The G*Power program will calculate the sample size needed for a one-sample \(t\)-test. Choose "t tests" from the "Test family" menu and "Means: Difference from constant (one sample case)" from the "Statistical test" menu. Click on the "Determine" button and enter the theoretical value ("Mean \(H0\)") and a mean with the smallest difference from the theoretical that you hope to detect ("Mean \(H1\)"). Enter an estimate of the standard deviation. Click on "Calculate and transfer to main window". Change "tails" to two, set your alpha (this will almost always be \(0.05\)) and your power (\(0.5,\; 0.8,\; or\; 0.9\) are commonly used).

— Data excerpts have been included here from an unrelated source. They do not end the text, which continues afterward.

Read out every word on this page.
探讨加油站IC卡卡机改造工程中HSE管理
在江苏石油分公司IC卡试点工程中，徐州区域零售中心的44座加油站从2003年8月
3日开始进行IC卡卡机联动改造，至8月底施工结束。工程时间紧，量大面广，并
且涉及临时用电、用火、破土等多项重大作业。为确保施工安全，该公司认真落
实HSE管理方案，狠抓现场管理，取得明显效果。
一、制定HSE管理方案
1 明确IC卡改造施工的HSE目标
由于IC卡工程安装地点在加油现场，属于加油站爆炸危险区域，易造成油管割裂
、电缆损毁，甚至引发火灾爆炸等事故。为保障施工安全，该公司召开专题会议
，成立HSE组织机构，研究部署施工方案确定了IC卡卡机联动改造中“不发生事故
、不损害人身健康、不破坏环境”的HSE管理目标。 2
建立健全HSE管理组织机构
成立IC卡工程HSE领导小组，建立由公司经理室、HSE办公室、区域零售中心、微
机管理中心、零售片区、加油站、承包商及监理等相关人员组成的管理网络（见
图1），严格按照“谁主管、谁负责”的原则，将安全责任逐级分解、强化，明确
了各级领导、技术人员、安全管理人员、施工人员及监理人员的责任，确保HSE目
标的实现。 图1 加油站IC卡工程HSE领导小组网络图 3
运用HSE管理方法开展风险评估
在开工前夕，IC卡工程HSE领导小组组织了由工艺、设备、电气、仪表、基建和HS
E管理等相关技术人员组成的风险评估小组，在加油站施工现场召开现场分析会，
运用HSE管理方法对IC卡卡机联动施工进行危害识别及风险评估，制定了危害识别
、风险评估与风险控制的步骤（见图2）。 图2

As an example, let's say you want to follow up the knee joint position sense study that I made up above with a study of hip joint position sense. You're going to set the hip angle to \(70^{\circ}\) (Mean \(H0=70\)) and you want to detect an over- or underestimation of this angle of \(1^{\circ}\), so you set Mean \(H1=71\). You don't have any hip angle data, so you use the standard deviation from your knee study and enter \(2.4\) for SD. You want to do a two-tailed test at the \(P<0.05\) level, with a probability of detecting a difference this large, if it exists, of \(90\%\) (\(1-\text {beta}=0.90\)). Entering all these numbers in G*Power gives a sample size of \(63\) people.

Reference

McDonald, J.H., and K.W. Dunn. 2013. Statistical tests for measures of colocalization in biological microscopy. Journal of Microscopy 252: 295-302.